Sebagai contoh, apabila seorang anak tidak menghormati dan tidak mengetahui kadar orang tuanya serta memandang enteng segala jerih payah kedua orang tuanya; maka sudah pada tempatnya kedua orang tuanya menjelaskan dan mengingatkan kepadanya atas segala jerih payah yang selama ini mereka lakukan untuk dirinya. Tindakan mengingatkan (tadazakkur) ini merupakan media untuk menjadi matang dan sempurna baginya. Dan tentu saja tindakan seperti ini tergolong sebagai tindakan yang terpuji. 

Terkadang manusia lalai dan alpa dari segala karunia dan nikmat besar Ilahi. Dalam kondisi seperti ini, manusia tidak memandang segala karunia tersebut sebagai sesuatu yang bernilai. Padahal Allah Swt memiliki tujuan-tujuan tinggi dan penuh nilai terhadap penciptaan dan pemberian karunia seperti ini. Oleh itu seluruh manusia harus mawas diri dan merealisir tujuan-tujuan tersebut.


Penjelasan karunia yang harus kita dicamkan dengan baik bahwa kita sebagai manusia tidak diciptakan dengan sia-sia dan bukan untuk tujuan sia-sia. Allah Swt mengutus para nabi, menganugerahkan akal, menciptakan langit dan bumi, gunung dan sahara, mentari dan purnama, salju dan hujan dan seluruhnya supaya kita tidak lalai dan bergerak menuju petunjuk (hidayah) Allah Swt. Allah Swt berfirman, Sesungguhnya Kami telah menjadikan apa yang ada di bumi sebagai perhiasan baginya, agar Kami menguji mereka siapakah di antara mereka yang terbaik perbuatannya.” (Qs. Al-Kahf [18]:7).

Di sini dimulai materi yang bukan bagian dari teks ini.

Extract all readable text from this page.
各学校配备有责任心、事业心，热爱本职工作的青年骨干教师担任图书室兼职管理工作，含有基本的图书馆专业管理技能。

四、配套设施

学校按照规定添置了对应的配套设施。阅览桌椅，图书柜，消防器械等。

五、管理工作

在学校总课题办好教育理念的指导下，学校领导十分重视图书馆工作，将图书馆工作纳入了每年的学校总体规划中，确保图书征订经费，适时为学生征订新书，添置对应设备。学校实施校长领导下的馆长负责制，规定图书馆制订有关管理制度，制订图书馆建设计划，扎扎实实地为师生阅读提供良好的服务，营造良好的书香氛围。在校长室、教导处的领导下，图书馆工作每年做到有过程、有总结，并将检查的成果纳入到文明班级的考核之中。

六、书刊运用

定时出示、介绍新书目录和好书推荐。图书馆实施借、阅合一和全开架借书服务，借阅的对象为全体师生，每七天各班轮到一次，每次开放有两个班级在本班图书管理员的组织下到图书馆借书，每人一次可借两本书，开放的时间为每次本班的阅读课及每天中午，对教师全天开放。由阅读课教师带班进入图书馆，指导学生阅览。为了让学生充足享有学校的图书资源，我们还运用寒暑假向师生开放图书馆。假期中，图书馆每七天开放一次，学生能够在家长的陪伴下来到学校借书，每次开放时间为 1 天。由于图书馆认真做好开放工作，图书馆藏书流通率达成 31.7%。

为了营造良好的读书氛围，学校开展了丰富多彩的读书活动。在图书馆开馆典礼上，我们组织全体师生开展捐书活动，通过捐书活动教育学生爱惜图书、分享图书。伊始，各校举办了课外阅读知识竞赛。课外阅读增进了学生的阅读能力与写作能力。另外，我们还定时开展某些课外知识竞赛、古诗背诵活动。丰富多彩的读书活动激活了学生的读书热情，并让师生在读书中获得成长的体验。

Segala nikmat dan karunia yang diberikan Allah Swt adalah untuk digunakan manusia dan dijadikan sebagai media ujian bagi mereka sehingga dengan ikhtiarnya sendiri memilih jalan kebahagiaan dan keselamatan serta menyampaikan dirinya kepada samudera karunia dan nikmat abadi Ilahi di hari Kiamat. Allah Swt tatkala menjelaskan seluruh nikmat dan karunia ini sejatinya berada pada tataran mewartakan kepada manusia ihwal segala nikmat dan nilai-nilainya.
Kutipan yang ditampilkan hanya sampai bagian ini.